Лесник слушал, но ему казалось, что все это сон. Босьо продолжал:
— Когда я ее услышал, душа моя открылась ей навстречу! Она запела, и я понял, что это моя птичка. Она мне пела с высоты.
— С какой высоты? — растерянно спросил Лесник.
— С вершины тополя. Мы с батей старый тополь спилили — он внутри загнил, и на его место новый посадили. Обнесли молодой тополек загородкой, чтобы коза не ела, а потом загородку убрали. Вырос тополь — настоящий великан, в самое небо уперся. И сейчас с него поет для меня птичка. Теперь я могу говорить, сколько хочу, никто не может мне запретить!
— Ну, раз хочешь говорить, говори! — устало произнес Лесник. — Кто тебе будет запрещать? Только не выступай против власти и кооперативного строя.
— Не буду, — обещал Босьо, — мне вовсе и не хочется говорить против власти и кооперативного строя. Мне хочется говорить о другом — о листьях и муравьях, о загородке вокруг тополя, которую мы сколотили с батей, и о бате, от которого остались нам только шапка да палка — только это нам прислали. Он, Лесник, видел больше всех нас и понял больше, но никому не мог этого рассказать — его все равно бы не поняли.
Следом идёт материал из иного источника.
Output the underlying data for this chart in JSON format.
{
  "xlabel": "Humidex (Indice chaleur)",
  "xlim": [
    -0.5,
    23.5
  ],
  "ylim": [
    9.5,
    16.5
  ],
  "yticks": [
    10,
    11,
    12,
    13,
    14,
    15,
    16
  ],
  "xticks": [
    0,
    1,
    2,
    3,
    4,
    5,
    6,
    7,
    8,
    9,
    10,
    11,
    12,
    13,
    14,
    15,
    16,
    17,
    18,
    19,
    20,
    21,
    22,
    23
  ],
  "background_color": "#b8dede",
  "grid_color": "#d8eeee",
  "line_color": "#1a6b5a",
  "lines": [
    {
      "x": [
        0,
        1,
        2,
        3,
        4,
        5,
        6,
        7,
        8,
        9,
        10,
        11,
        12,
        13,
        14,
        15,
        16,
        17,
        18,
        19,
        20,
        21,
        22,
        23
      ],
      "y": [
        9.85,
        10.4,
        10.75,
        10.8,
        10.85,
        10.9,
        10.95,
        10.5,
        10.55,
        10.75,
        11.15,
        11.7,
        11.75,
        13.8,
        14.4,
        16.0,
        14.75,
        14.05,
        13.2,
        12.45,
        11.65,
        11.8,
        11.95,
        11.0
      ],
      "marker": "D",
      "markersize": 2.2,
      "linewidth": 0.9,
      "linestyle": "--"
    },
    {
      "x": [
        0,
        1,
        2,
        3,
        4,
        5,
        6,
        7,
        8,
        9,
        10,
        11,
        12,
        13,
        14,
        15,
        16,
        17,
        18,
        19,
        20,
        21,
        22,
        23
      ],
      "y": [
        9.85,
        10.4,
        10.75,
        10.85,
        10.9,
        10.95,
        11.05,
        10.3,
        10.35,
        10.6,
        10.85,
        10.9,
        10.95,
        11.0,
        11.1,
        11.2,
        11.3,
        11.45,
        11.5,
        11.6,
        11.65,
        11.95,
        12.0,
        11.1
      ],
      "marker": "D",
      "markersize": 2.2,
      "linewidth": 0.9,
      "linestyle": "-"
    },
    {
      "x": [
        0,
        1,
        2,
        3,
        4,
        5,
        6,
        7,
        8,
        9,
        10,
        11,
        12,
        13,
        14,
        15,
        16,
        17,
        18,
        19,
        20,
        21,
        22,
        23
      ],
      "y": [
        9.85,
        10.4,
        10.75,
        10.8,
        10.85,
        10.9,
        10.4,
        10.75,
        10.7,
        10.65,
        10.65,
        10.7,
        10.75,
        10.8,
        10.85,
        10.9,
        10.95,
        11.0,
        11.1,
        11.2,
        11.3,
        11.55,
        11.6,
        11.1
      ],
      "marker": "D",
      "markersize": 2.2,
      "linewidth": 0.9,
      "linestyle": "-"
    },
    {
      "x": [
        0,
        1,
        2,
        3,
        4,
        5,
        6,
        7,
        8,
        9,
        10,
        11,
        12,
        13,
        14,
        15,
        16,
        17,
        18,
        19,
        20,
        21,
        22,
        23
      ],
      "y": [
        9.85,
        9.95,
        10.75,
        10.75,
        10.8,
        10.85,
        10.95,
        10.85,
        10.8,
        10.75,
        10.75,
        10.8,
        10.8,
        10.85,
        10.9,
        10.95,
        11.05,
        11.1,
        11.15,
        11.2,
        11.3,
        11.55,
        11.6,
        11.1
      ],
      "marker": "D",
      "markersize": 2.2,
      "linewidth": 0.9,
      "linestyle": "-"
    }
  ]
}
— Да что он такого видел! — с досадой сказал Лесник. — Будь он хоть кем-то, а то — судовой повар! Котлы с супом да очищенную картошку — вот что он видел!
— Ты не знаешь, что он видел, — кротко возразил Босьо. — Он видел небо и океан, разных рыб и китов и сколько еще всего, но не решился, бедный, обо всем этом рассказать, так и помер от непонимания.
— Я знаю, отчего он помер, — язвительно произнес Лесник. — Не хвали его чересчур! Он помер от пива. По двадцать четыре кружки пива выпивал за день, и пузо у него стало таким, будто он беременный близнецами. Он умер оттого, что слишком много пил и ел, — вот сердце-то и не выдержало. Всему селу известно, отчего он помер.
— Возводят на него напраслину, — грустно сказал Босьо. — Пиво он пил, не отрицаю, но не от пива умер. Он умер совсем от другого.
— От чего же?
— От мыслей. Ты, Лесник, не понимаешь, как это можно умереть от мыслей, а я понимаю. Я столько передумал за свою жизнь, что больше не могу эти мысли при себе держать.
— Оно и видно, — засмеялся Лесник. — От стольких мыслей ты скоро совсем свихнешься.
— Не свихнусь! Я сказал — начну рассказывать, у тебя волосы встанут дыбом. Столько всего я думал и передумал, — он потупил взор, — но вот не могу рассказать.
— Почему не можешь? — Лесник поглядел на него исподлобья: он не знал, как быть. — Раз что-то тебя грызет, расскажи, чтобы полегчало. Если ты умрешь от мыслей, пусть я буду знать, от чего именно ты умер.
— Не буду я сейчас умирать, — отозвался Босьо. — Хочу еще немного пожить. Теперь птичка от меня не улетит. Пятьдесят лет я ждал ее и сейчас ни за что на свете не упущу!
— И о чем же ты столько думал все эти годы? О ней, что ли?
— И о ней тоже, только не знал, что думаю о ней. Я размышлял, Лесник, о том, для чего мы родились на этот свет, почему трудимся, не покладая рук, и почему, когда умрем, от нас ничего не останется.
— Ну и что же ты надумал?
— Ничего. А вот прилетела птичка и про все это пропела.
— Прекрасно, — нервно передернул плечами Лесник.
— Скажи тогда мне.
— Не могу, — вздохнул Босьо, — хотел сказать, а получается совсем другое. Вот оно тут — на языке вертится, хочу тебе объяснить, а выходит совсем не то.
— Не то, потому как ничего нет, — резюмировал Лесник. — Тебе бы надо обратиться к врачу-невропатологу.